Girlfriend: I’m breaking up with you, it’s the way you have to make everything into a joke. I can’t do it any more, I’m just too tired
Me: *sadly* like a bicycle?
Ex Girlfriend:…
doing some research
my cat just woke up, accused me of a crime, and went back to sleep
[eating cookie] let’s get ready to crumblllllllle
[used car]
ME: my credit’s bad
SALESMAN: k
ME: i’m a criminal
SALESMAN: no law against that
ME: i’m on the run
SALESMAN: then you need a car
Indian parents give you unmoanable names so you can focus on studies
Catching the tram at the airport. Doors open and it’s packed. Husband says we’ll just wait then sees a tiny opening at the next tram door and jumps on without telling me he’s doing that. Doors close. I stood there waving bye and the look of sheer terror on his face as it left.
my girlfriend went to slip into something more comfortable six months ago which makes me wonder how comfortable you can possibly be
ALLOW CURSE WORDS IN THE SPELLING BEE ALREADY, GIVE THE LITTLE NERDS A THRILL
[movie theater concessions]
Me: ok kiddos we can get popcorn or we can pay for your college.
Kids: POPCORN!
Wife: seriously!?!
Me: [shakes head sadly] they’ve made their choice.
People keep asking if they can help me by watching my newborn. She doesn’t make me watch cocomelon, leave toys all over the floor, or scream that her brother is looking at the her. Take the older two.
Accidentally called my therapist mom again. He was not pleased.
I have never understood why people need to shovel snow. Why don’t they just live someplace warm where it doesn’t snow?

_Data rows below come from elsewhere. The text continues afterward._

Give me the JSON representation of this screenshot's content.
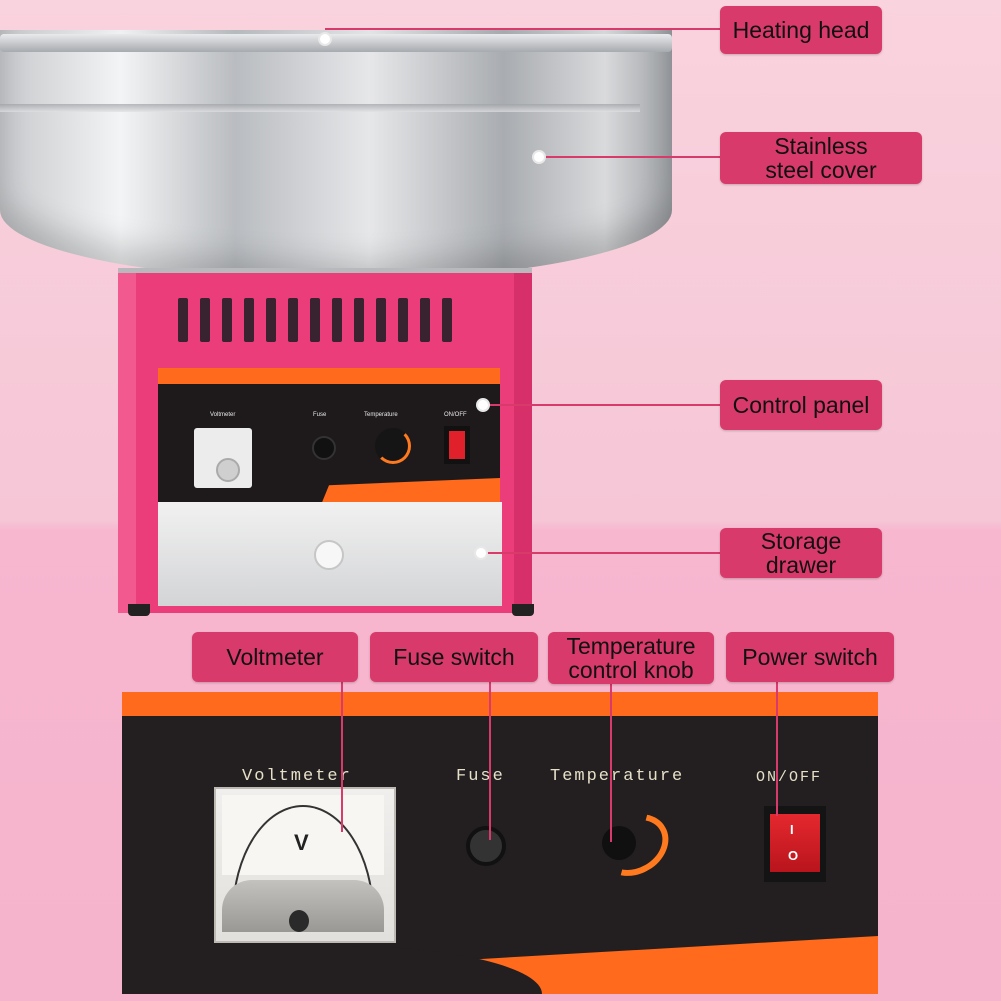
{
  "callouts": {
    "heating_head": "Heating head",
    "stainless_cover_line1": "Stainless",
    "stainless_cover_line2": "steel cover",
    "control_panel": "Control panel",
    "storage_drawer_line1": "Storage",
    "storage_drawer_line2": "drawer",
    "voltmeter": "Voltmeter",
    "fuse_switch": "Fuse switch",
    "temperature_knob_line1": "Temperature",
    "temperature_knob_line2": "control knob",
    "power_switch": "Power switch"
  },
  "small_panel": {
    "voltmeter": "Voltmeter",
    "fuse": "Fuse",
    "temperature": "Temperature",
    "onoff": "ON/OFF"
  },
  "big_panel": {
    "voltmeter": "Voltmeter",
    "fuse": "Fuse",
    "temperature": "Temperature",
    "onoff": "ON/OFF",
    "meter_unit": "V",
    "switch_on": "I",
    "switch_off": "O"
  },
  "colors": {
    "accent_pink": "#d83a6b",
    "machine_pink": "#ea3d7a",
    "panel_orange": "#ff6a1c",
    "panel_black": "#231f20"
  }
}
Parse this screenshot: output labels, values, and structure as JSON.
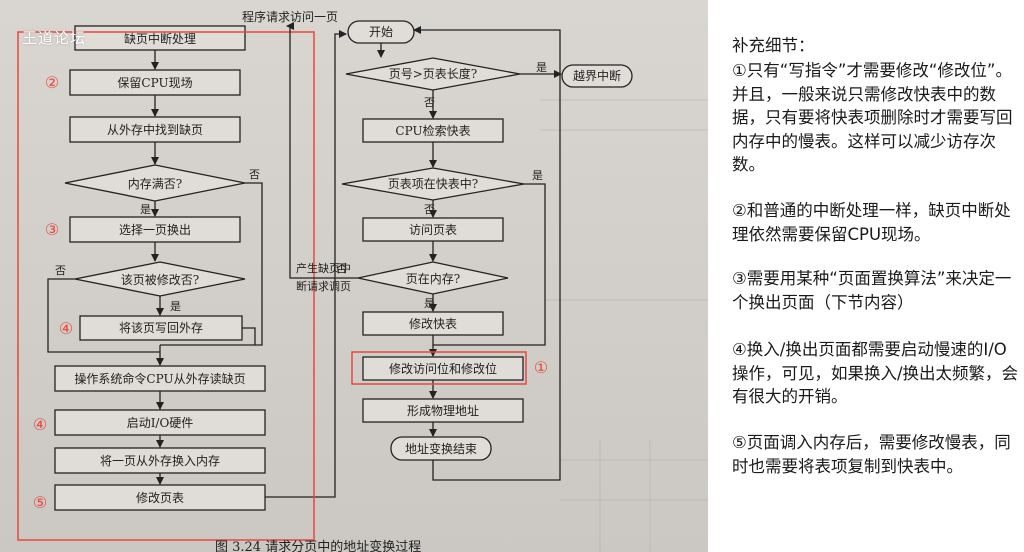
{
  "watermark": "王道论坛",
  "flow_left": {
    "top_label": "缺页中断处理",
    "save_cpu": "保留CPU现场",
    "find_missing": "从外存中找到缺页",
    "memory_full": "内存满否?",
    "select_swap": "选择一页换出",
    "modified": "该页被修改否?",
    "write_back": "将该页写回外存",
    "os_command": "操作系统命令CPU从外存读缺页",
    "start_io": "启动I/O硬件",
    "swap_in": "将一页从外存换入内存",
    "update_table": "修改页表",
    "yes": "是",
    "no": "否"
  },
  "flow_right": {
    "request": "程序请求访问一页",
    "start": "开始",
    "page_check": "页号>页表长度?",
    "out_of_bounds": "越界中断",
    "tlb_search": "CPU检索快表",
    "in_tlb": "页表项在快表中?",
    "visit_table": "访问页表",
    "in_memory": "页在内存?",
    "update_tlb": "修改快表",
    "update_bits": "修改访问位和修改位",
    "form_address": "形成物理地址",
    "end": "地址变换结束",
    "page_fault_line1": "产生缺页中",
    "page_fault_line2": "断请求调页",
    "yes": "是",
    "no": "否"
  },
  "markers": {
    "m1": "①",
    "m2": "②",
    "m3": "③",
    "m4": "④",
    "m5": "⑤"
  },
  "caption": "图 3.24   请求分页中的地址变换过程",
  "notes": {
    "title": "补充细节：",
    "p1": "①只有“写指令”才需要修改“修改位”。并且，一般来说只需修改快表中的数据，只有要将快表项删除时才需要写回内存中的慢表。这样可以减少访存次数。",
    "p2": "②和普通的中断处理一样，缺页中断处理依然需要保留CPU现场。",
    "p3": "③需要用某种“页面置换算法”来决定一个换出页面（下节内容）",
    "p4": "④换入/换出页面都需要启动慢速的I/O操作，可见，如果换入/换出太频繁，会有很大的开销。",
    "p5": "⑤页面调入内存后，需要修改慢表，同时也需要将表项复制到快表中。"
  },
  "colors": {
    "highlight": "#e8483c",
    "ink": "#222222",
    "box_fill": "#e0ddd8"
  }
}
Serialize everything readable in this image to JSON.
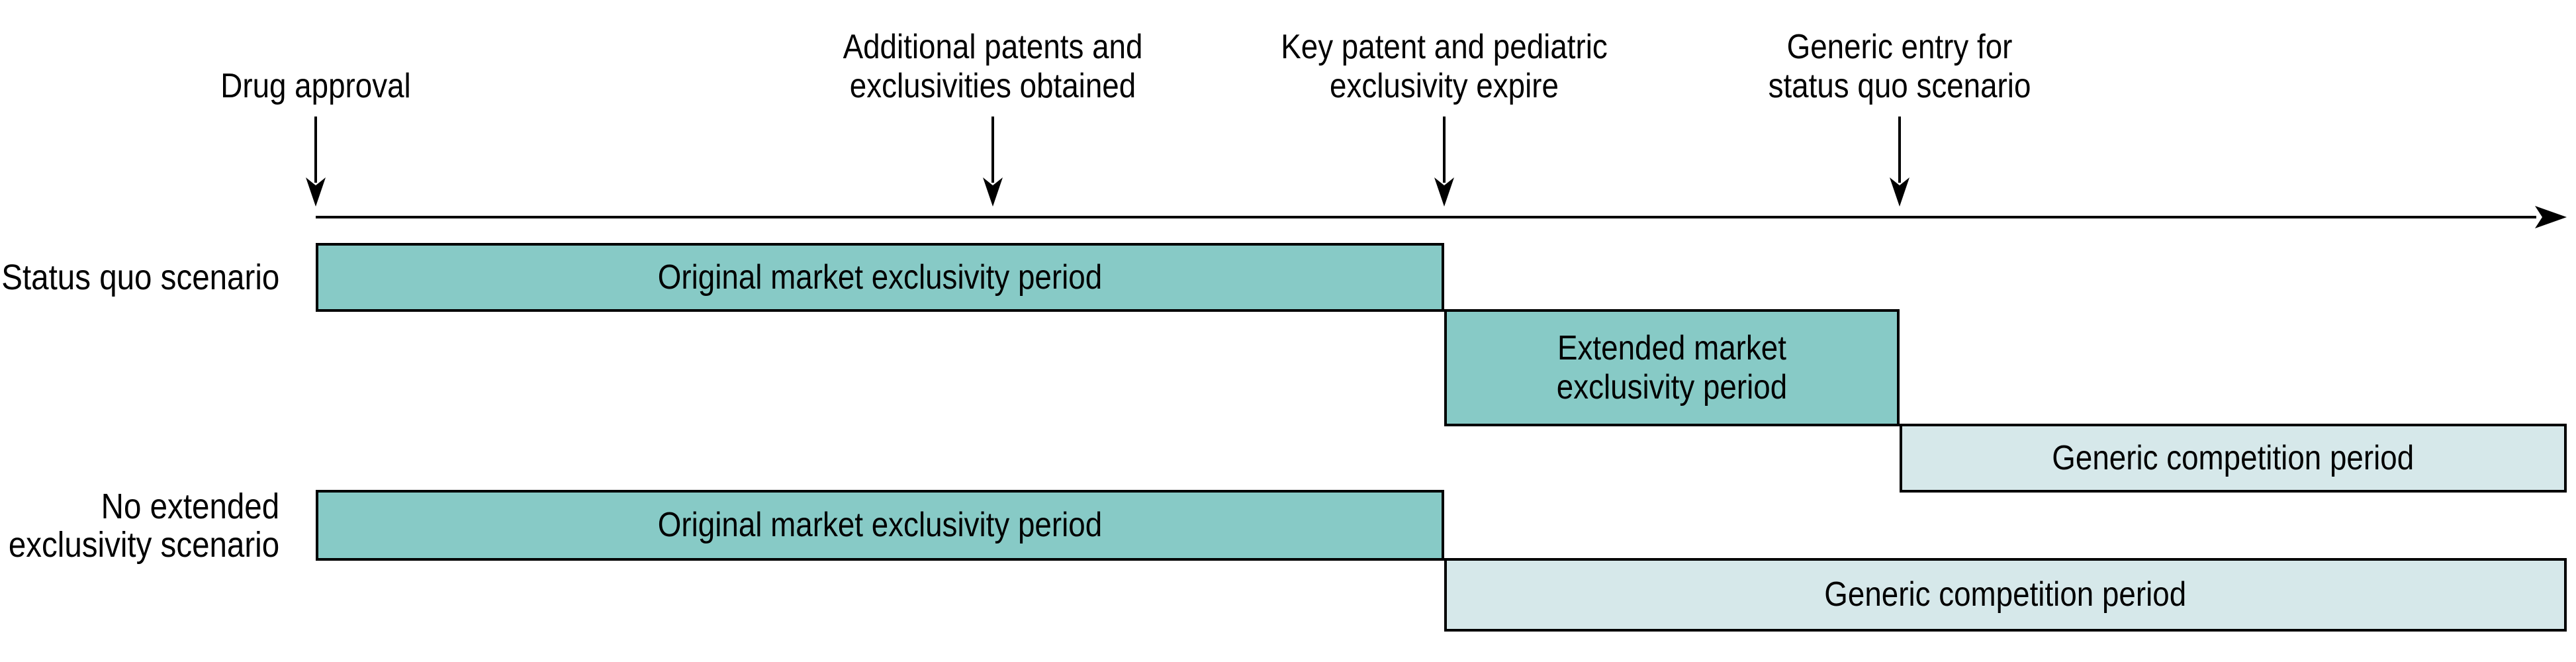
{
  "figure": {
    "milestones": [
      {
        "line1": "Drug approval",
        "line2": ""
      },
      {
        "line1": "Additional patents and",
        "line2": "exclusivities obtained"
      },
      {
        "line1": "Key patent and pediatric",
        "line2": "exclusivity expire"
      },
      {
        "line1": "Generic entry for",
        "line2": "status quo scenario"
      }
    ],
    "scenario_labels": [
      {
        "line1": "Status quo scenario",
        "line2": ""
      },
      {
        "line1": "No extended",
        "line2": "exclusivity scenario"
      }
    ],
    "bars": [
      {
        "kind": "exclusivity",
        "label": "Original market exclusivity period"
      },
      {
        "kind": "exclusivity",
        "line1": "Extended market",
        "line2": "exclusivity period"
      },
      {
        "kind": "generic",
        "label": "Generic competition period"
      },
      {
        "kind": "exclusivity",
        "label": "Original market exclusivity period"
      },
      {
        "kind": "generic",
        "label": "Generic competition period"
      }
    ],
    "colors": {
      "exclusivity_fill": "#87CAC6",
      "generic_fill": "#D6E8EA",
      "border": "#000000",
      "text": "#000000",
      "background": "#FFFFFF"
    }
  }
}
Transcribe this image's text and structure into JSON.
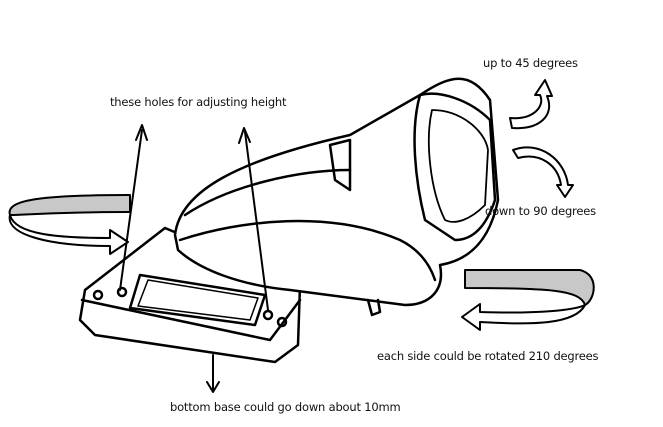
{
  "labels": {
    "holes": "these holes for adjusting height",
    "up": "up to 45 degrees",
    "down": "down to 90 degrees",
    "rotate": "each side could be rotated 210 degrees",
    "base": "bottom base could go down about 10mm"
  },
  "colors": {
    "line": "#000000",
    "band": "#c8c8c8"
  }
}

Let’s get married and have kids so instead of using our years of education to change the world we can be butlers to tiny people who won’t stop screaming at us.
Single: Knows all the bars in a 10 mile radius.
Married: Knows all the restaurants in a 10 mile radius.
As a parent: Knows all the bouncy places in a 10 mile radius.
When I was younger MTV actually played videos. That’s what the M stands for. Music. Not Maternity, Motherhood or Moron.
Kinda rude the way this hedgehog is running away from me when I’m trying to stick cheese on his spikes.